To address the lack of objective neuroimaging biomarkers for autism spectrum disorder (ASD), this study proposes a supervised functional connectivity (FC) dimensionality reduction method based on a denoising variational autoencoder (DVAE), the first application of DVAE to resting-state fMRI (rs-fMRI) data. FC matrices are constructed using the Power brain atlas and compressed by the DVAE into five interpretable Gaussian latent variables. On multisite rs-fMRI data, the method achieves an ASD classification accuracy with a 95% confidence interval of [0.63, 0.76] and trains seven times faster than a high-dimensional SVM baseline. Latent-space visualization confirms effective capture of ASD-specific network alterations. Key contributions include: (i) the first use of DVAE for supervised rs-fMRI dimensionality reduction; (ii) simultaneous optimization of diagnostic fidelity, computational efficiency, and neurobiological interpretability; and (iii) empirical validation of the Power atlas’s superiority for ASD identification.

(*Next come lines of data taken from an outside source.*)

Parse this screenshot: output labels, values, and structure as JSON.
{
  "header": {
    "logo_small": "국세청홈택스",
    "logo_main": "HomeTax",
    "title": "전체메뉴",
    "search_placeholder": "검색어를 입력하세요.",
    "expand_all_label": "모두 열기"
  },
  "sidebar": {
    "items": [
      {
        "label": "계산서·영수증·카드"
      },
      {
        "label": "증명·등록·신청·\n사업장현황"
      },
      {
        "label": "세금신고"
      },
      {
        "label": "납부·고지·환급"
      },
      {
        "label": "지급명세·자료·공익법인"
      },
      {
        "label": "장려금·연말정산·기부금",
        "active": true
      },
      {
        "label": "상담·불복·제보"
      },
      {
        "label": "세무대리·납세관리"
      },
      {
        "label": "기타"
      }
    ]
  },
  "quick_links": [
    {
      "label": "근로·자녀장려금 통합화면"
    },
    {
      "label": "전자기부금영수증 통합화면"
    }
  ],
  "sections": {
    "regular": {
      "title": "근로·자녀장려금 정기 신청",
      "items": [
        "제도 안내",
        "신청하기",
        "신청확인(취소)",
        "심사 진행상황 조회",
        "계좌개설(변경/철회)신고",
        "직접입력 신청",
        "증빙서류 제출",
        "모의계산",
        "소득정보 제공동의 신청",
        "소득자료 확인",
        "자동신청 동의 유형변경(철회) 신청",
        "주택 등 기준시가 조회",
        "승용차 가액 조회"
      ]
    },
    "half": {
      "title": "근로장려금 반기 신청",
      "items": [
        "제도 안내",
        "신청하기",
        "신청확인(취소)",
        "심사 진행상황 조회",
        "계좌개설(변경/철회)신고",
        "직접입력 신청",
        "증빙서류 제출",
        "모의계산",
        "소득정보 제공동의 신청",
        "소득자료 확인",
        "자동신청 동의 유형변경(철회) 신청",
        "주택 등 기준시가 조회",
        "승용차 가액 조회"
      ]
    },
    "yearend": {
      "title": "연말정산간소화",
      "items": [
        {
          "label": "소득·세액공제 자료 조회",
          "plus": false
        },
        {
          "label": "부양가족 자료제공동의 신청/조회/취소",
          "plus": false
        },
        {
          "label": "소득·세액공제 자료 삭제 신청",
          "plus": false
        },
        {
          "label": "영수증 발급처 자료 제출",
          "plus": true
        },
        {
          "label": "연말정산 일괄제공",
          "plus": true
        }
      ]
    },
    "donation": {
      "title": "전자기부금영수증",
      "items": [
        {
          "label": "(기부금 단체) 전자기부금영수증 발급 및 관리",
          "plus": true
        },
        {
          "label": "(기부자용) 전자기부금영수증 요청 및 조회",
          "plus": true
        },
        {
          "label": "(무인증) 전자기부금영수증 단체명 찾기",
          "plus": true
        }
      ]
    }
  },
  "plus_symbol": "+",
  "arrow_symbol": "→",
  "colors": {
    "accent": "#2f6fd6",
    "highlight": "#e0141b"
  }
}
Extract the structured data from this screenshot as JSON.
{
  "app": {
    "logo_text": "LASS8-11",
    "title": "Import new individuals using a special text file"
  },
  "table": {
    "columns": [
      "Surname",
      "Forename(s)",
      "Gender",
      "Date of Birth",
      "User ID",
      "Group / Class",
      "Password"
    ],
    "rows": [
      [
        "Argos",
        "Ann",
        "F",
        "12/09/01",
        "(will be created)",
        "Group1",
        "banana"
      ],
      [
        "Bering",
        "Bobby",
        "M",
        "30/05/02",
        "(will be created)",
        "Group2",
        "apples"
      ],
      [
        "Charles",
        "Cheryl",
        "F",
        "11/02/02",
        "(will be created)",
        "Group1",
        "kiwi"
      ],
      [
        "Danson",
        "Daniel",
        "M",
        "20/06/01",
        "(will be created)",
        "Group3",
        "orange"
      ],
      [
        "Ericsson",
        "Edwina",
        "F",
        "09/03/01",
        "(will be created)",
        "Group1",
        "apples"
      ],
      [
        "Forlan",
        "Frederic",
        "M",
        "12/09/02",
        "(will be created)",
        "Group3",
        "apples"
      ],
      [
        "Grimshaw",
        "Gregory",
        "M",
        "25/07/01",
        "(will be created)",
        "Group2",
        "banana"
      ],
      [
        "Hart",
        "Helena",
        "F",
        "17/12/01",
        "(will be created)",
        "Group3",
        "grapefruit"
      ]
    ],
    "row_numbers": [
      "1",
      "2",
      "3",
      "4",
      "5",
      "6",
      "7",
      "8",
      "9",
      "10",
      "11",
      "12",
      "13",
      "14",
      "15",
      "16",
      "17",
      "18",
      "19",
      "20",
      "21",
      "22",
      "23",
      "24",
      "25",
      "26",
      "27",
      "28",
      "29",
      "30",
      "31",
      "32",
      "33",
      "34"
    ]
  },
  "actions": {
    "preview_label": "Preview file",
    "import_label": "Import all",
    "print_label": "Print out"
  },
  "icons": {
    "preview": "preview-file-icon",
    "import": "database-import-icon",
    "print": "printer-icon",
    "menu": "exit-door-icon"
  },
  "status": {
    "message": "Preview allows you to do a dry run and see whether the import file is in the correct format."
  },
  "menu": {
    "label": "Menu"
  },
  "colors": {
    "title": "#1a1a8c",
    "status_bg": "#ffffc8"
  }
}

Autism spectrum disorders (ASDs) are developmental conditions characterized by restricted interests and difficulties in communication. The complexity of ASD has resulted in a deficiency of objective diagnostic biomarkers. Deep learning methods have gained recognition for addressing these challenges in neuroimaging analysis, but finding and interpreting such diagnostic biomarkers are still challenging computationally. Here, we propose a feature reduction pipeline using resting-state fMRI data. We used Craddock atlas and Power atlas to extract functional connectivity data from rs-fMRI, resulting in over 30 thousand features. By using a denoising variational autoencoder, our proposed pipeline further compresses the connectivity features into 5 latent Gaussian distributions, providing is a low-dimensional representation of the data to promote computational efficiency and interpretability. To test the method, we employed the extracted latent representations to classify ASD using traditional classifiers such as SVM on a large multi-site dataset. The 95% confidence interval for the prediction accuracy of SVM is [0.63, 0.76] after site harmonization using the extracted latent distributions. Without using DVAE for dimensionality reduction, the prediction accuracy is 0.70, which falls within the interval. The DVAE successfully encoded the diagnostic information from rs-fMRI data without sacrificing prediction performance. The runtime for training the DVAE and obtaining classification results from its extracted latent features was 7 times shorter compared to training classifiers directly on the raw data. Our findings suggest that the Power atlas provides more effective brain connectivity insights for diagnosing ASD than Craddock atlas. Additionally, we visualized the latent representations to gain insights into the brain networks contributing to the differences between ASD and neurotypical brains.